Mr Gummer said: 'This year we have undertaken a thorough review of how SSAs are calculated, in consultation with the local authority associations.
'The review had two essential purposes: first, to bring the system up to date by incorporating detailed information on social characteristics now available from the 1991 Census; and second, to review the elements which make up the SSA calculation by reappraising the factors which determine necessary local authority expenditure.
'Having considered the evidence, I am proposing to reduce the present weight assigned to the allowance for Additional Needs within the Education element. This is in the light of an updated statistical analysis of the proportion of local education authority spending which is attributable to additional needs.
'In the Personal Social Services element, I am proposing a number of changes to the underlying indicators.

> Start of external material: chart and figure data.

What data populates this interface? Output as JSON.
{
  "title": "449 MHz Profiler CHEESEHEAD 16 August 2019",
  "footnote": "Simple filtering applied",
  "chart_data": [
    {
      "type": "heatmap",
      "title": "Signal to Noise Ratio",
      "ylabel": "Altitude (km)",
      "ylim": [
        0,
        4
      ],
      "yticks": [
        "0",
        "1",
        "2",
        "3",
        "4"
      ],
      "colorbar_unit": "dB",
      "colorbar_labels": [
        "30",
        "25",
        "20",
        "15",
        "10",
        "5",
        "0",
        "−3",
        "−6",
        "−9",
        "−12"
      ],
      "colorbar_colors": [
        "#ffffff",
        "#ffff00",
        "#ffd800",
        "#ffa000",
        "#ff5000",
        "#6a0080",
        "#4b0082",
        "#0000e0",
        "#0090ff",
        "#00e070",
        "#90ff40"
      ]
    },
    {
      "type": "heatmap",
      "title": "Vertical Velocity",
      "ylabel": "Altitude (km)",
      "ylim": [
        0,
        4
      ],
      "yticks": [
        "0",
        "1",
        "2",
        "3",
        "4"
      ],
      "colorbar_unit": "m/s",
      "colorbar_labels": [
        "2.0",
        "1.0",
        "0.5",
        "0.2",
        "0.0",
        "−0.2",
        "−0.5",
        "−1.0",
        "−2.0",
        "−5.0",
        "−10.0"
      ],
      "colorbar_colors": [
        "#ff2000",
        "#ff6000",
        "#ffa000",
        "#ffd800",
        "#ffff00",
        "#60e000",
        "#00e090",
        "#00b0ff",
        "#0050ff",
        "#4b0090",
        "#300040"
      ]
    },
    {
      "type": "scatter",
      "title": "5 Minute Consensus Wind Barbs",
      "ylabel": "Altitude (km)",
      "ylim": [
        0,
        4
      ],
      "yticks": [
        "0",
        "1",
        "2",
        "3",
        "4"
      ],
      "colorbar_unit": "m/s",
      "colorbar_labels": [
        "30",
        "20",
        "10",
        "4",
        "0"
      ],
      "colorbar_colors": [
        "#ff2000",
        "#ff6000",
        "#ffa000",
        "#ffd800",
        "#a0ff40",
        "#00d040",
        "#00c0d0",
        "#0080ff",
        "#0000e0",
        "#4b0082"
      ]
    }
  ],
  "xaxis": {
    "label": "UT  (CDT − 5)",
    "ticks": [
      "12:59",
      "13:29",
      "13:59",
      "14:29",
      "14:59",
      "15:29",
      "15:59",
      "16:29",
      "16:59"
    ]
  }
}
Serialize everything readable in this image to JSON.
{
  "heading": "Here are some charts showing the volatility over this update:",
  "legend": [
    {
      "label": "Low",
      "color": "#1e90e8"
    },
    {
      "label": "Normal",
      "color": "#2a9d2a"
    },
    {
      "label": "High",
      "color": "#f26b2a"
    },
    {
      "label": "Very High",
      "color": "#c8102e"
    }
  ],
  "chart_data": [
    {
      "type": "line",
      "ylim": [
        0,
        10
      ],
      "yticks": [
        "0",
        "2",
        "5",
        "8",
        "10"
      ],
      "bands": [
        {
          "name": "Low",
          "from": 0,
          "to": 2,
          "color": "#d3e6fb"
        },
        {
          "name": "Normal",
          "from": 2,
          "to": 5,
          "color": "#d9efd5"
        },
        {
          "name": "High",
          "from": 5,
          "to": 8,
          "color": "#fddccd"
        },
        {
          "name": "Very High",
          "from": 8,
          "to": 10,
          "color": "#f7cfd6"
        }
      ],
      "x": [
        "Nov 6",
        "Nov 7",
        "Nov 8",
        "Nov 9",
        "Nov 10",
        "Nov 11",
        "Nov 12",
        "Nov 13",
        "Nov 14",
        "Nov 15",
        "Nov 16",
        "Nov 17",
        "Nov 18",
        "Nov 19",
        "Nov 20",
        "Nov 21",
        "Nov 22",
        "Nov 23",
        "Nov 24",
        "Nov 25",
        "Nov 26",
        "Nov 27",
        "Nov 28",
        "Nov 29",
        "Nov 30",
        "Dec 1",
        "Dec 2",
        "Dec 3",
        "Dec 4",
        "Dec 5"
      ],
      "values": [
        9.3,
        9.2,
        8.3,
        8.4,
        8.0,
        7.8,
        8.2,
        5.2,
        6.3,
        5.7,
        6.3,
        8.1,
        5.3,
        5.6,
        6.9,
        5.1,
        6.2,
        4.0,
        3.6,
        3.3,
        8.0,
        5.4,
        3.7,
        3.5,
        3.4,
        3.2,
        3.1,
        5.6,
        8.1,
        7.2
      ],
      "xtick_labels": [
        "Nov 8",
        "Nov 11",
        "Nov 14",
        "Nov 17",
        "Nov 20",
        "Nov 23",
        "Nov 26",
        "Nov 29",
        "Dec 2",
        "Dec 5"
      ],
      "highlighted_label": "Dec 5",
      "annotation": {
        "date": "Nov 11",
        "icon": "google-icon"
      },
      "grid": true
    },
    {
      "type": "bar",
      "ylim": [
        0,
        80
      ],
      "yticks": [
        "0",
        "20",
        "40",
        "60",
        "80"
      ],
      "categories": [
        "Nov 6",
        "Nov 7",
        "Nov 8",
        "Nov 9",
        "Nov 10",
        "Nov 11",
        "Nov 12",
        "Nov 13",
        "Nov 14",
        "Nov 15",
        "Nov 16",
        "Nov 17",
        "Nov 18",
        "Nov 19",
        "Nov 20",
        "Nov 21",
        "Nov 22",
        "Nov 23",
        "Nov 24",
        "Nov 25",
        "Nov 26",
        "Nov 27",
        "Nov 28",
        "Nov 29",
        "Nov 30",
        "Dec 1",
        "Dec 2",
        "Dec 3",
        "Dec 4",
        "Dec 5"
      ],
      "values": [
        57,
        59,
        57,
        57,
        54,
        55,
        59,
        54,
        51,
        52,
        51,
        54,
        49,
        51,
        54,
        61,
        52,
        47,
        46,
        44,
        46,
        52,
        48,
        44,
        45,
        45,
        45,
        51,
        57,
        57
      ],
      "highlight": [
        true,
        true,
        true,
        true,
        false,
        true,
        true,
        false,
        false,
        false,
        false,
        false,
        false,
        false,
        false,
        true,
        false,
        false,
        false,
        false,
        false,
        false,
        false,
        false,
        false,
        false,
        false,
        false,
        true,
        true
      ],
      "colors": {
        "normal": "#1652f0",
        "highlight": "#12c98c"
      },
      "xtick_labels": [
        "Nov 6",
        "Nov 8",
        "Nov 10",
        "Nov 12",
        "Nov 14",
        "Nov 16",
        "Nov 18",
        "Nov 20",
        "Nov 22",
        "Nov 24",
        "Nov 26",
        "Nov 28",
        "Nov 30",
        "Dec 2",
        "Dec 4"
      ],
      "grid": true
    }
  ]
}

In particular, for the assessments associated with elderly persons in need of domiciliary and residential care, I propose to introduce an indicator of long-term illness.
'For residential care I also propose to adjust the calculation to reflect authorities' responsibilities under the Community Care arrangements.
One of the most controversial features of the method of calculating SSAs since they were introduced in 1990-91 has been the measurement of social conditions by means of the All Ages Social Index.
'This index aims to provide a broad measure of social conditions which are likely to affect the cost to local authorities of providing services. A large number of authorities have suggested that a wider range of social and economic indicators should be incorporated in SSAs.
'I have looked very carefully at the evidence and I am proposing to introduce a revised social index and an economic index, which will include indicators of unemployment, ill health and homelessness.
'I am also proposing to make allowance for the numbers of day visitors within the assessment of services for districts.
'Previously we did not have reliable data on a consistent basis for all authorities, but as a result of research commissioned for the purpose we now have the necessary estimates of numbers of day visitors by authority.
'I have thought most carefully about the issue of the adjustment to take account of additional employment costs in London and the South East. This is an issue where opinions are sharply divided, reflecting the experiences of authorities in different parts of the country.
'I have concluded that there is firm evidence to support the present level of allowance for employment costs and that there is justification for a further small addition for the cost of business rates. This is what I am proposing.
'I recognise that the outcome of the review as a whole will not please everyone. However, my proposals for 1994-95 are firmly based on the available statistical evidence and I am confident that they will stand up to scrutiny.
'The system is fair, rational, up to date and comprehensive. Each of the proposed changes has been subject to the most rigorous analysis and has been incorporated only if it was resilient to that analysis.
'At the level of the individual authority, the effect of my proposals will vary. Changing a means of distribution to make it fairer produces losers as well as gainers.
'I recognise that authorities facing a reduction in SSA will need time to adjust their spending. I therefore propose to set aside some £280 million for a special grant for authorities whose SSAs are reduced by more than 2% as a result of the incorporation of the more detailed information from the 1991 Census and of the review.
The grant will be paid in support of expenditure by those authorities, cushioning the impact on council tax payers. I will review the situation next year before deciding whether to extend this transitional measure'.